Parliamo ora di donne. Sei mesi dopo essere fuggita dall’Afghanistan ed essere arrivata in Germania, hai voluto ritornare indietro. Nel tuo libro hai affermato di non averlo fatto per una scelta polita, ma per motivi umani e per una responsabilità che sentivi di avere verso le donne. Con la tua coraggiosa lotta, che cosa vuoi risvegliare nelle donne e in che cosa vuoi spingerle a credere?
Voglio essere solo la voce delle donne senza voce ora, ma a lungo termine voglio risvegliare nelle donne la fiducia in loro stesse, il loro potere e la capacità di non arrendersi mai, la consapevolezza di poter guidare le loro comunità perché sento che se le donne sono leader le comunità allora possono sperimentare la pace e il progresso.
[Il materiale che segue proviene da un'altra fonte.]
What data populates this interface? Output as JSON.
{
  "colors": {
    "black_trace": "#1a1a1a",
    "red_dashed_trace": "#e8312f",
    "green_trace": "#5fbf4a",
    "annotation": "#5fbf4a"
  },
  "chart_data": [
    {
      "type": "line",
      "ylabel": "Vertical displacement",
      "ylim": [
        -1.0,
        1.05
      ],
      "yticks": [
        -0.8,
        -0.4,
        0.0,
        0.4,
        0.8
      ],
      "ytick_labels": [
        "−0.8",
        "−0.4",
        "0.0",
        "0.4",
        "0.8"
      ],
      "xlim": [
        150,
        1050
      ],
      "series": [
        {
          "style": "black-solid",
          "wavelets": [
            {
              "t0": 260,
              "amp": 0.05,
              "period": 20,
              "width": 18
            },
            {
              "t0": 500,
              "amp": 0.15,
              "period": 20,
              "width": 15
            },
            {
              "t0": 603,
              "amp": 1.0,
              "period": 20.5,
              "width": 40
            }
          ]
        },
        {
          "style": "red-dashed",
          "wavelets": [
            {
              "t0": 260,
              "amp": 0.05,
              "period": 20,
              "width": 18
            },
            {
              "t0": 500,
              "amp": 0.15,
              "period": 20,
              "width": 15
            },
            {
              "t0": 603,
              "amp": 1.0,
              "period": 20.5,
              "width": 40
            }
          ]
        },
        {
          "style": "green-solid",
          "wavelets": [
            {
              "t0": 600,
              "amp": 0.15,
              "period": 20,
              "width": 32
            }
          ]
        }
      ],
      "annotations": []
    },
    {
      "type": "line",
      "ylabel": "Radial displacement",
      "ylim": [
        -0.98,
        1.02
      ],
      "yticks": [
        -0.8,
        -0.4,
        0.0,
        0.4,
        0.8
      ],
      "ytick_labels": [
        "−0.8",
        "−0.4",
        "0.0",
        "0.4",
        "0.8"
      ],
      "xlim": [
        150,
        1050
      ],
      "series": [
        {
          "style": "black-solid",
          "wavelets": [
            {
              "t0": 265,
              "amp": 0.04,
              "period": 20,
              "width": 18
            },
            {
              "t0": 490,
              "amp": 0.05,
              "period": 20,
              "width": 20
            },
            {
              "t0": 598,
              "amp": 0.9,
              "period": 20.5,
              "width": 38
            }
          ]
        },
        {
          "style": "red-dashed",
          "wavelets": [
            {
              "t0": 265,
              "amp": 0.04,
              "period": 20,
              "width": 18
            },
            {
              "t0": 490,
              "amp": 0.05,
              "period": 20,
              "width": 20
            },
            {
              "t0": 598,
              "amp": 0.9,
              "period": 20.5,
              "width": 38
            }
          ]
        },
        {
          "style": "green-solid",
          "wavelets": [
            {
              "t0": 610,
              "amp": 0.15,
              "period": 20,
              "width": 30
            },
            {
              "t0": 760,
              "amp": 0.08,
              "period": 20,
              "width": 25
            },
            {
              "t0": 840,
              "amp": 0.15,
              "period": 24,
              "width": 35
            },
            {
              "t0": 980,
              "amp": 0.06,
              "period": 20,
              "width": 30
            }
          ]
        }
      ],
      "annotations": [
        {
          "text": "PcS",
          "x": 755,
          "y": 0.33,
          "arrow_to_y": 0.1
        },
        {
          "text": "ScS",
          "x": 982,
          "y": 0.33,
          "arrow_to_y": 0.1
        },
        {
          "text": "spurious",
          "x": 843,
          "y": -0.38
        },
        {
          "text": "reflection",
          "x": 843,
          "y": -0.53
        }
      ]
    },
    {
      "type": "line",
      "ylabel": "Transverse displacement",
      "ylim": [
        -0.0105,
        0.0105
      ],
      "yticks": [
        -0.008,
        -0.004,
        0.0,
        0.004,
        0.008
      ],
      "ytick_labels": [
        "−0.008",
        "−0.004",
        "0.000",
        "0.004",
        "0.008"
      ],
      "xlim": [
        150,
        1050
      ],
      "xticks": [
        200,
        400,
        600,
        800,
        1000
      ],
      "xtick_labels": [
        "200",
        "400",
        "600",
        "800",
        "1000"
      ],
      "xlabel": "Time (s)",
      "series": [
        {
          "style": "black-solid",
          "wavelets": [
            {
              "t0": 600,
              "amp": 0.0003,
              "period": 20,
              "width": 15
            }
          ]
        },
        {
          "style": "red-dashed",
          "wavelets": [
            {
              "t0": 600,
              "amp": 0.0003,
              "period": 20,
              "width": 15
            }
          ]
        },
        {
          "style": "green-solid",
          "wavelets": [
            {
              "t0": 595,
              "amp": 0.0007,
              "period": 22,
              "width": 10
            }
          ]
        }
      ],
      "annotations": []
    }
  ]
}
Il libro, oltre alla storia del tuo attivismo, parla molto della tua famiglia e del tuo popolo. Della vostra cultura, delle bellezze del vostro territorio, ma anche della paura. Come ha fatto la paura a non fermarti e continuare a camminare da sola, nel modo più indipendente possibile?
È solo perché credo in me stessa, nelle mie capacità e nella mia forza d’animo. Ancora più importante, so che è essenziale non arrendersi, rimanere forti e rimanere in piedi è l’unica scelta per arrivare dove voglio! Raggiungere un luogo dove non solo posso servire il mio Paese e la mia gente, ma anche aiutare la mia famiglia.
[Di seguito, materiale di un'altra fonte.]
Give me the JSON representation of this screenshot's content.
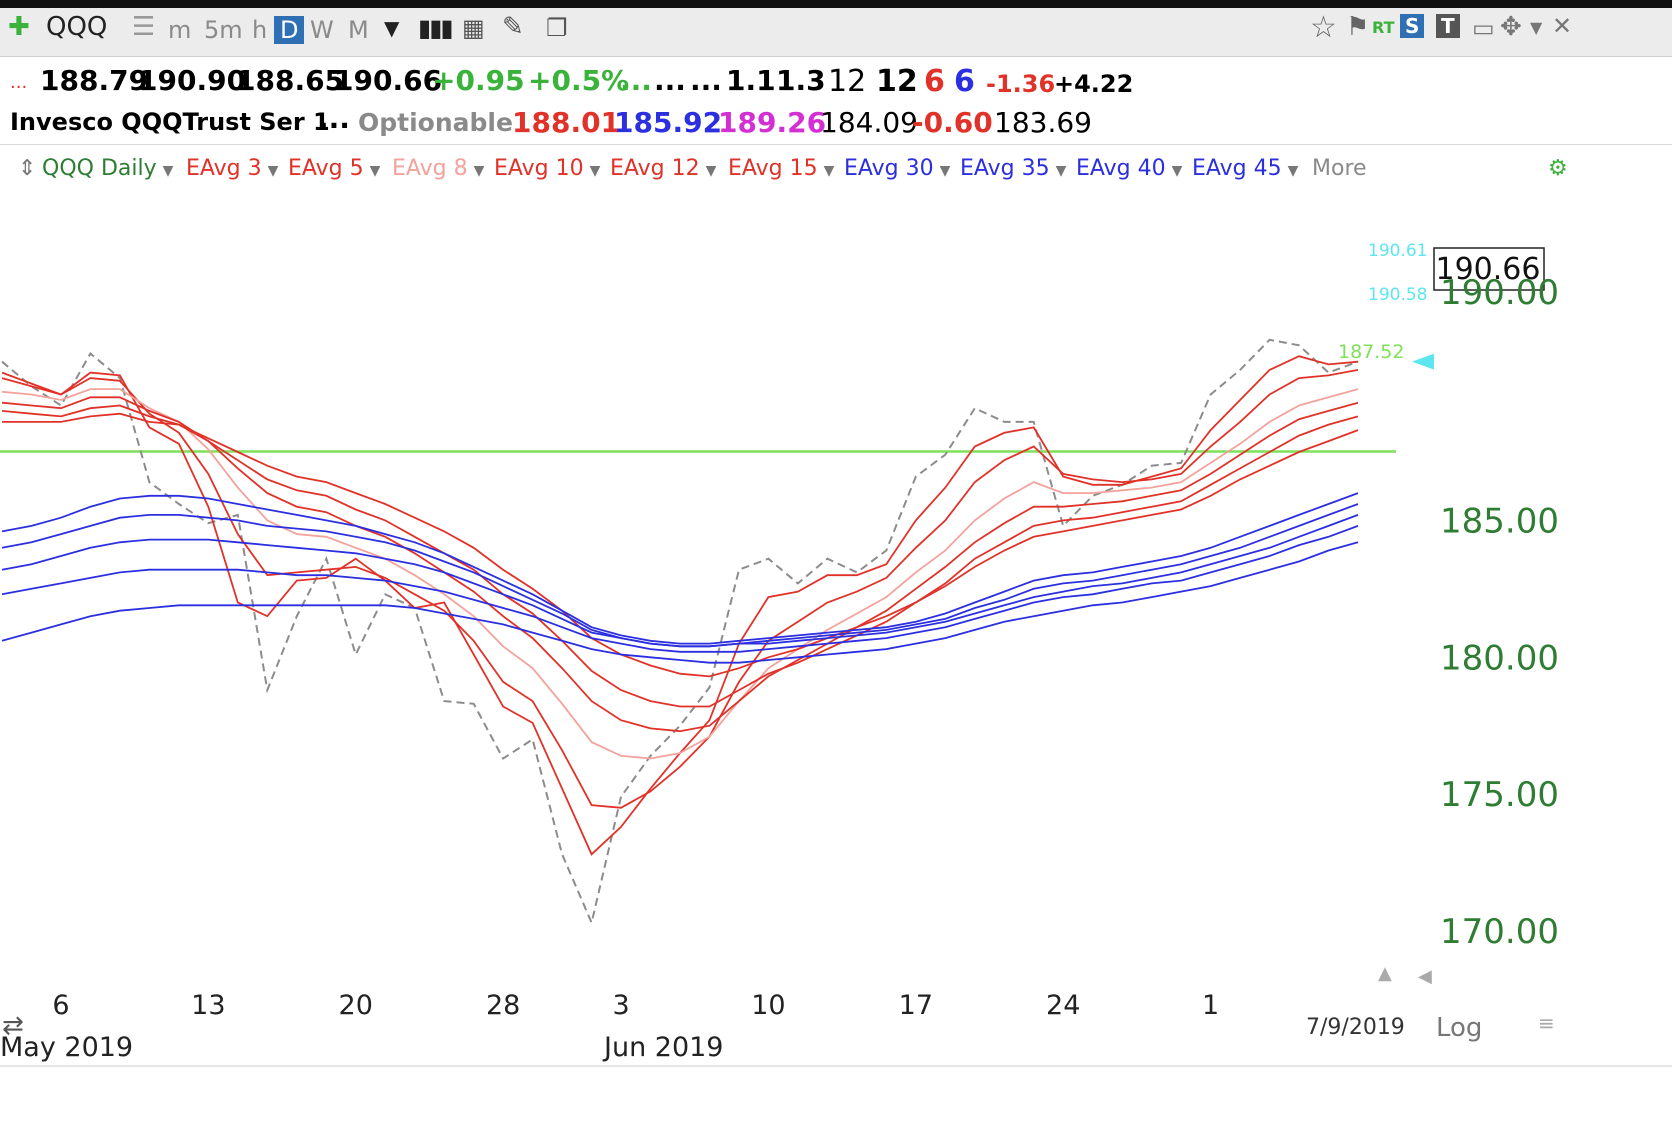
{
  "toolbar": {
    "symbol": "QQQ",
    "periods": [
      "m",
      "5m",
      "h",
      "D",
      "W",
      "M"
    ],
    "selected_period": "D",
    "rt_label": "RT",
    "s_label": "S",
    "t_label": "T"
  },
  "quote_row1": {
    "open": "188.79",
    "high": "190.90",
    "low": "188.65",
    "close": "190.66",
    "change": "+0.95",
    "change_pct": "+0.5%",
    "dots1": "...",
    "dots2": "...",
    "dots3": "...",
    "v1": "1.1",
    "v2": "1.3",
    "v3": "12",
    "v4": "12",
    "v5": "6",
    "v6": "6",
    "v7": "-1.36",
    "v8": "+4.22"
  },
  "quote_row2": {
    "name": "Invesco QQQTrust Ser 1",
    "dots": "...",
    "optionable": "Optionable",
    "p1": "188.01",
    "p2": "185.92",
    "p3": "189.26",
    "p4": "184.09",
    "p5": "-0.60",
    "p6": "183.69"
  },
  "legend": {
    "series_label": "QQQ Daily",
    "items": [
      "EAvg 3",
      "EAvg 5",
      "EAvg 8",
      "EAvg 10",
      "EAvg 12",
      "EAvg 15",
      "EAvg 30",
      "EAvg 35",
      "EAvg 40",
      "EAvg 45"
    ],
    "more": "More"
  },
  "chart_data": {
    "type": "line",
    "title": "QQQ Daily",
    "ylim": [
      168.5,
      197
    ],
    "yticks": [
      "185.00",
      "180.00",
      "175.00",
      "170.00"
    ],
    "y_top_label": "190.00",
    "x_tick_labels": [
      "6",
      "13",
      "20",
      "28",
      "3",
      "10",
      "17",
      "24",
      "1"
    ],
    "x_period_labels": [
      "May 2019",
      "Jun 2019"
    ],
    "last_date": "7/9/2019",
    "log_label": "Log",
    "last_price_label": "190.66",
    "cyan_labels": [
      "190.61",
      "190.58"
    ],
    "green_label": "187.52",
    "green_line": 187.52,
    "colors": {
      "price": "#8c8c8c",
      "red": "#e03228",
      "pink": "#f3a29c",
      "blue": "#2b2fe0",
      "green": "#7fe05a",
      "axis": "#2e7d32",
      "cyan": "#5ce6ef"
    },
    "x": [
      "2019-05-02",
      "2019-05-03",
      "2019-05-06",
      "2019-05-07",
      "2019-05-08",
      "2019-05-09",
      "2019-05-10",
      "2019-05-13",
      "2019-05-14",
      "2019-05-15",
      "2019-05-16",
      "2019-05-17",
      "2019-05-20",
      "2019-05-21",
      "2019-05-22",
      "2019-05-23",
      "2019-05-24",
      "2019-05-28",
      "2019-05-29",
      "2019-05-30",
      "2019-05-31",
      "2019-06-03",
      "2019-06-04",
      "2019-06-05",
      "2019-06-06",
      "2019-06-07",
      "2019-06-10",
      "2019-06-11",
      "2019-06-12",
      "2019-06-13",
      "2019-06-14",
      "2019-06-17",
      "2019-06-18",
      "2019-06-19",
      "2019-06-20",
      "2019-06-21",
      "2019-06-24",
      "2019-06-25",
      "2019-06-26",
      "2019-06-27",
      "2019-06-28",
      "2019-07-01",
      "2019-07-02",
      "2019-07-03",
      "2019-07-05",
      "2019-07-08",
      "2019-07-09"
    ],
    "series": [
      {
        "values": [
          190.8,
          189.9,
          189.2,
          191.1,
          190.2,
          186.4,
          185.6,
          184.9,
          185.2,
          178.8,
          181.5,
          183.6,
          180.1,
          182.3,
          181.8,
          178.4,
          178.3,
          176.3,
          177.0,
          172.8,
          170.3,
          174.9,
          176.4,
          177.5,
          178.9,
          183.2,
          183.6,
          182.7,
          183.6,
          183.1,
          183.9,
          186.6,
          187.4,
          189.1,
          188.6,
          188.6,
          184.8,
          185.9,
          186.3,
          187.0,
          187.1,
          189.6,
          190.5,
          191.6,
          191.4,
          190.4,
          190.8
        ],
        "color": "#8c8c8c",
        "dash": true
      },
      {
        "values": [
          190.4,
          190.0,
          189.6,
          190.4,
          190.3,
          188.4,
          187.8,
          185.5,
          182.0,
          181.5,
          182.8,
          182.9,
          183.6,
          182.8,
          181.8,
          182.0,
          180.1,
          178.2,
          177.6,
          175.2,
          172.8,
          173.8,
          175.2,
          176.5,
          177.7,
          180.5,
          182.2,
          182.4,
          183.0,
          183.0,
          183.4,
          185.0,
          186.2,
          187.7,
          188.2,
          188.4,
          186.6,
          186.3,
          186.3,
          186.6,
          186.9,
          188.3,
          189.4,
          190.5,
          191.0,
          190.7,
          190.8
        ]
      },
      {
        "values": [
          190.2,
          189.9,
          189.6,
          190.2,
          190.1,
          188.9,
          188.2,
          186.7,
          184.5,
          183.0,
          183.1,
          183.2,
          183.3,
          182.9,
          182.3,
          181.7,
          180.6,
          179.1,
          178.4,
          176.6,
          174.6,
          174.5,
          175.1,
          176.0,
          177.1,
          179.1,
          180.6,
          181.3,
          182.0,
          182.4,
          182.9,
          184.0,
          185.0,
          186.4,
          187.2,
          187.7,
          186.7,
          186.5,
          186.4,
          186.5,
          186.7,
          187.7,
          188.6,
          189.6,
          190.2,
          190.3,
          190.5
        ]
      },
      {
        "values": [
          189.7,
          189.6,
          189.4,
          189.8,
          189.8,
          189.1,
          188.6,
          187.6,
          186.2,
          185.0,
          184.5,
          184.4,
          184.0,
          183.6,
          183.0,
          182.3,
          181.5,
          180.4,
          179.6,
          178.3,
          176.9,
          176.4,
          176.3,
          176.5,
          177.1,
          178.4,
          179.6,
          180.3,
          181.0,
          181.6,
          182.2,
          183.1,
          183.9,
          185.0,
          185.8,
          186.4,
          186.0,
          186.0,
          186.1,
          186.2,
          186.4,
          187.1,
          187.8,
          188.6,
          189.2,
          189.5,
          189.8
        ],
        "color": "#f3a29c"
      },
      {
        "values": [
          189.3,
          189.2,
          189.1,
          189.5,
          189.5,
          189.0,
          188.6,
          187.9,
          186.9,
          186.0,
          185.5,
          185.3,
          184.8,
          184.4,
          183.8,
          183.1,
          182.4,
          181.5,
          180.7,
          179.6,
          178.4,
          177.7,
          177.4,
          177.3,
          177.5,
          178.4,
          179.3,
          179.9,
          180.5,
          181.1,
          181.7,
          182.5,
          183.3,
          184.2,
          184.9,
          185.5,
          185.5,
          185.6,
          185.7,
          185.9,
          186.1,
          186.7,
          187.4,
          188.1,
          188.7,
          189.0,
          189.3
        ]
      },
      {
        "values": [
          189.0,
          188.9,
          188.8,
          189.1,
          189.2,
          188.8,
          188.5,
          187.9,
          187.2,
          186.5,
          186.1,
          185.9,
          185.4,
          185.0,
          184.4,
          183.8,
          183.2,
          182.3,
          181.6,
          180.6,
          179.5,
          178.8,
          178.4,
          178.2,
          178.2,
          178.8,
          179.4,
          179.8,
          180.3,
          180.8,
          181.3,
          182.0,
          182.7,
          183.6,
          184.2,
          184.8,
          185.0,
          185.1,
          185.3,
          185.5,
          185.7,
          186.3,
          186.9,
          187.5,
          188.1,
          188.5,
          188.8
        ]
      },
      {
        "values": [
          188.6,
          188.6,
          188.6,
          188.8,
          188.9,
          188.6,
          188.5,
          188.0,
          187.5,
          187.0,
          186.6,
          186.4,
          186.0,
          185.6,
          185.1,
          184.6,
          184.0,
          183.2,
          182.5,
          181.7,
          180.7,
          180.1,
          179.7,
          179.4,
          179.3,
          179.6,
          180.0,
          180.3,
          180.7,
          181.1,
          181.5,
          182.0,
          182.6,
          183.3,
          183.9,
          184.4,
          184.6,
          184.8,
          185.0,
          185.2,
          185.4,
          185.9,
          186.5,
          187.0,
          187.5,
          187.9,
          188.3
        ]
      },
      {
        "values": [
          184.6,
          184.8,
          185.1,
          185.5,
          185.8,
          185.9,
          185.9,
          185.8,
          185.6,
          185.4,
          185.2,
          185.0,
          184.8,
          184.5,
          184.2,
          183.8,
          183.3,
          182.8,
          182.3,
          181.7,
          181.1,
          180.8,
          180.6,
          180.5,
          180.5,
          180.6,
          180.7,
          180.8,
          180.9,
          181.0,
          181.1,
          181.3,
          181.6,
          182.0,
          182.4,
          182.8,
          183.0,
          183.1,
          183.3,
          183.5,
          183.7,
          184.0,
          184.4,
          184.8,
          185.2,
          185.6,
          186.0
        ],
        "color": "#2b2fe0"
      },
      {
        "values": [
          184.0,
          184.2,
          184.5,
          184.8,
          185.1,
          185.2,
          185.2,
          185.1,
          185.0,
          184.8,
          184.7,
          184.6,
          184.4,
          184.2,
          183.9,
          183.5,
          183.1,
          182.6,
          182.1,
          181.6,
          181.0,
          180.7,
          180.5,
          180.4,
          180.4,
          180.5,
          180.6,
          180.7,
          180.8,
          180.9,
          181.0,
          181.2,
          181.4,
          181.8,
          182.1,
          182.5,
          182.7,
          182.8,
          183.0,
          183.2,
          183.4,
          183.7,
          184.0,
          184.4,
          184.8,
          185.2,
          185.6
        ],
        "color": "#2b2fe0"
      },
      {
        "values": [
          183.2,
          183.4,
          183.7,
          184.0,
          184.2,
          184.3,
          184.3,
          184.3,
          184.2,
          184.1,
          184.0,
          183.9,
          183.8,
          183.6,
          183.4,
          183.1,
          182.7,
          182.3,
          181.9,
          181.4,
          180.9,
          180.7,
          180.5,
          180.4,
          180.4,
          180.5,
          180.5,
          180.6,
          180.7,
          180.8,
          180.9,
          181.1,
          181.3,
          181.6,
          181.9,
          182.2,
          182.4,
          182.6,
          182.7,
          182.9,
          183.1,
          183.4,
          183.7,
          184.0,
          184.4,
          184.8,
          185.2
        ],
        "color": "#2b2fe0"
      },
      {
        "values": [
          182.3,
          182.5,
          182.7,
          182.9,
          183.1,
          183.2,
          183.2,
          183.2,
          183.2,
          183.1,
          183.0,
          183.0,
          182.9,
          182.8,
          182.6,
          182.4,
          182.1,
          181.8,
          181.5,
          181.1,
          180.7,
          180.5,
          180.3,
          180.2,
          180.2,
          180.2,
          180.3,
          180.4,
          180.5,
          180.6,
          180.7,
          180.9,
          181.1,
          181.4,
          181.7,
          182.0,
          182.2,
          182.3,
          182.5,
          182.7,
          182.8,
          183.1,
          183.4,
          183.7,
          184.1,
          184.4,
          184.8
        ],
        "color": "#2b2fe0"
      },
      {
        "values": [
          180.6,
          180.9,
          181.2,
          181.5,
          181.7,
          181.8,
          181.9,
          181.9,
          181.9,
          181.9,
          181.9,
          181.9,
          181.9,
          181.9,
          181.8,
          181.6,
          181.4,
          181.2,
          180.9,
          180.6,
          180.3,
          180.1,
          180.0,
          179.9,
          179.8,
          179.8,
          179.9,
          180.0,
          180.1,
          180.2,
          180.3,
          180.5,
          180.7,
          181.0,
          181.3,
          181.5,
          181.7,
          181.9,
          182.0,
          182.2,
          182.4,
          182.6,
          182.9,
          183.2,
          183.5,
          183.9,
          184.2
        ],
        "color": "#2b2fe0"
      }
    ]
  }
}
Ora Zarifa, dopo aver ripercorso anche oggi la tua storia, vorrei farti una domanda personale. Parliamo solo di te, come donna e come essere umani che vive la sua vita ogni giorno. Sono sicura che chiunque ti abbia conosciuta saprebbe rispondere a questa domanda, ma vorrei sentirlo da te: sei orgogliosa di te stessa?
Sì e no. Sì, sono orgogliosa di me stessa perché svolgo un ruolo nella mia comunità, sono orgogliosa di poter servire il mio Paese, le persone e infine la mia famiglia. Sono orgogliosa della mia vita personale, a fianco del mio compagno di vita e di mia figlia. E infine sono orgogliosa di me perché sono ancora in piedi nonostante molti dispiaceri, dolori e perdite. No, non sono orgogliosa di me perché non ho potuto fare molto per proteggere il mio Paese, la mia gente e la mia vita dal cadere ancora una volta nelle mani dei talebani, dell’estremismo e dei conflitti.